Nessa crossed the room to the refrigerator and pulled out a bottle of ginger iced tea, popped the top and took a long drink. “Are you going to go?”
“Yes,” I said.
She nodded. “Okay. Just be careful.”
“I will.”
“So what did you think of Isaac?” She leaned back against the refrigerator, practically swooning. “He’s so hot, right?”
“Yeah, sure.” If you liked that type. It was strange, but I had the feeling that before last night, I would have thought Isaac was just as hot as Nessa seemed to think he was – but now that I’d spent time with Callum, no one else could even come close to being as sexy or as gorgeous.
Callum was a man.
Isaac was a boy.
“He’s really sweet, too. He comes and fixes things at the apartment all the time, like if the toilet is broken and maintenance can’t get to it.” She sighed again in delight, then capped her bottle of ginger tea. “I have to finish getting ready for work.” Her chin was raw and angry where she’d scraped her skin, and a small spot of blood was sitting in the middle of her zit. I wondered how, exactly, she was going to hide it. “Are you going to be okay here?”
“Yes,” I said, waving my hand at her. “I’m just going to finish my coffee and fill out some applications. Maybe stop at the store later.”
“Great,” she said, calling over her shoulder on her way back to her room. “Pick up some sesame bagels. I’m craving junk carbs.”
***
After Nessa left for work, I spent the next two hours filling out online applications. My dream was to work in publishing, at a magazine or a publishing house. But those jobs were hard to get, and the other options were limited for an English major. But I filled applications for anything being offered in publishing, along with anything else that looked even remotely interesting.
Be ready at noon.
Ready for what? I wondered as I looked through my closet for something to wear. I had no idea what Callum had in store for me. Lunch was my best guess, but what kind of lunch? He didn’t se
em like the picnic in the park type, but it was also slightly presumptuous to think he was going to take me to some fancy restaurant just because he was rich.
My phone rang, the caller ID flashing a 212 number I didn’t recognize.
I answered it, wondering if it was a call back from one of the countless places I’d put applications in.
“Hello?”
“Lemon,” the deep male voice on the other end of the line said.
“Oh,” I said, so surprised I almost dropped the phone.
“Will you be ready at twelve?”
“Oh,” I said again, groping around in my brain for something to say. “Um, yes, I will be ready at twelve.

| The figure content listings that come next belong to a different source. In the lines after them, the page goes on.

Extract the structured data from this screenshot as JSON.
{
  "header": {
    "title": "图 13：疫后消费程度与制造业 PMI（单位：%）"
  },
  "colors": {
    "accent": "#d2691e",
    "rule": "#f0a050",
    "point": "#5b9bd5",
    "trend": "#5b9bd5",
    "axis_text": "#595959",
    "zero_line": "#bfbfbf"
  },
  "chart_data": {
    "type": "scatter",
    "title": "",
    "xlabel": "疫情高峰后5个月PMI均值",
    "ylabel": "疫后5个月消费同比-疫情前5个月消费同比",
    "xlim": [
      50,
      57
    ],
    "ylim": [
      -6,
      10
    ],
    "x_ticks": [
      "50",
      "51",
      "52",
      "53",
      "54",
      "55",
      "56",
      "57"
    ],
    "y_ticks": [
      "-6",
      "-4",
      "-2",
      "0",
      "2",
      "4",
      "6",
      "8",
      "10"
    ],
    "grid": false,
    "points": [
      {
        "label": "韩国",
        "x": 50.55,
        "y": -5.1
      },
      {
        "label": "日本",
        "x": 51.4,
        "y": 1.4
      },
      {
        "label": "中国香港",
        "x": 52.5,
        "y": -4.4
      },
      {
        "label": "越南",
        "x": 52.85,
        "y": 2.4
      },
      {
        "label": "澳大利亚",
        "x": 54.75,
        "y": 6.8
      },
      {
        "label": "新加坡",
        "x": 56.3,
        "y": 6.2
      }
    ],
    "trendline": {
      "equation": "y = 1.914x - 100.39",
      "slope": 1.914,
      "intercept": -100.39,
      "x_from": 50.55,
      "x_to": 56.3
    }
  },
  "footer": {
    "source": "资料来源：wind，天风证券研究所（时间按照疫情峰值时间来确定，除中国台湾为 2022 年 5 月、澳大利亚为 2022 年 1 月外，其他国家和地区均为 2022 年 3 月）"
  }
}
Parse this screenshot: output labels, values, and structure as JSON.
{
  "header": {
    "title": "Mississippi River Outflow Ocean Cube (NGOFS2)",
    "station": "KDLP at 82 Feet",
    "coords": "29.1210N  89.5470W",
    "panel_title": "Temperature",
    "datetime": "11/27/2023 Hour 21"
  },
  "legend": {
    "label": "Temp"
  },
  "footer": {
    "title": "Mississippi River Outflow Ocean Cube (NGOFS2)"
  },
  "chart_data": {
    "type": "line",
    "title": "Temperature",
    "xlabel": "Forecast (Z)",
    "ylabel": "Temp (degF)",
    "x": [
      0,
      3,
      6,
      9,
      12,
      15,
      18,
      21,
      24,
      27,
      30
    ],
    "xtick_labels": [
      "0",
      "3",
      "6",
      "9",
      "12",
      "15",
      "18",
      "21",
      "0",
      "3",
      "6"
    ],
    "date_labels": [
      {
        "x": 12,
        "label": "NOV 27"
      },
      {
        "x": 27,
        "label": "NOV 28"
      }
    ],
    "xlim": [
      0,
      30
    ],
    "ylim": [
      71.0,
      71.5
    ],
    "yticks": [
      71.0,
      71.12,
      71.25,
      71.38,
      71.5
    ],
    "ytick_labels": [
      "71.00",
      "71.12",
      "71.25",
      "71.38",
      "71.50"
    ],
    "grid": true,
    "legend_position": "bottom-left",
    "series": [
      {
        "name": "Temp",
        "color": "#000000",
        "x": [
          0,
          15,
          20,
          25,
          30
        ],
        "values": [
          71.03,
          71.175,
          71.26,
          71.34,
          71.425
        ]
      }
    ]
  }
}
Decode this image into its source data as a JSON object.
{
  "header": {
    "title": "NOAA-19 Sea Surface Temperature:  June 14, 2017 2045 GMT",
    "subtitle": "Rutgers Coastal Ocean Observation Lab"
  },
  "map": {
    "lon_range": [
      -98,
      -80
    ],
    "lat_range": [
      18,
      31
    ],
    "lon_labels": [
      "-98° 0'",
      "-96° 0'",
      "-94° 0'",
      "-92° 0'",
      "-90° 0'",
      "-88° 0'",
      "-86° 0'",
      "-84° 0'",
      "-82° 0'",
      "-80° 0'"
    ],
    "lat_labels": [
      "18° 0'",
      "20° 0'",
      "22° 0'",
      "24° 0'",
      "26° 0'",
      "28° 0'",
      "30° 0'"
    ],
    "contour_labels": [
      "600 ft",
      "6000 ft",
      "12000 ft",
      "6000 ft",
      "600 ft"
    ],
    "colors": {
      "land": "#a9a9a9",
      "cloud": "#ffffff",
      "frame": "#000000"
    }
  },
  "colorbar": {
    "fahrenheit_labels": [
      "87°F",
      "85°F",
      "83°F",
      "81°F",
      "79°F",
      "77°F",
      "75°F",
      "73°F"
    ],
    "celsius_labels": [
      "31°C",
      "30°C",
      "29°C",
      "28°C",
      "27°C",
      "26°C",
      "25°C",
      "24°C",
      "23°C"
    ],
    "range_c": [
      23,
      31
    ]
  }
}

But what should I be ready for?” I cringed at the way my voice sounded. “I mean, what should I… is this a lunch date?”
I threw myself down on my bed.
“It’s just lunch, Lemon,” Callum said, sounding amused at the effect he was having on me.
“What kind of lunch?”
“The kind of lunch you eat.”
“What should I wear?”
“Something sexy.”
That didn’t narrow it down, and I had no idea how to dress sexy, as evidenced by the disaster that was last night’s fashion choices, but what was I supposed to say? “Okay.”
“You haven’t thanked me for the flowers.”
“Oh! Thank you for the flowers, they were beautiful,” I said honestly.
“You liked them, then.”
“Yes.”
“Good.”
“Good.”
“See you at twelve, Lemon.”
And then the line went dead.
It was a couple minutes later before it dawned on me that I hadn’t given him my phone number. Or my address.
***
I was standing outside my apartment at noon sharp before I realized it might make me seem too eager.
Weren’t you supposed to wait inside when a man came to get you? Make him wait while you finished dressing upstairs, letting him wander around awkwardly while he made uncomfortable small talk with your roommate?
Something told me Callum wasn’t the small talk type. I also had the nagging fear that if I didn’t follow his instructions, if I wasn’t ready at noon like he’d said to be, that he might just leave.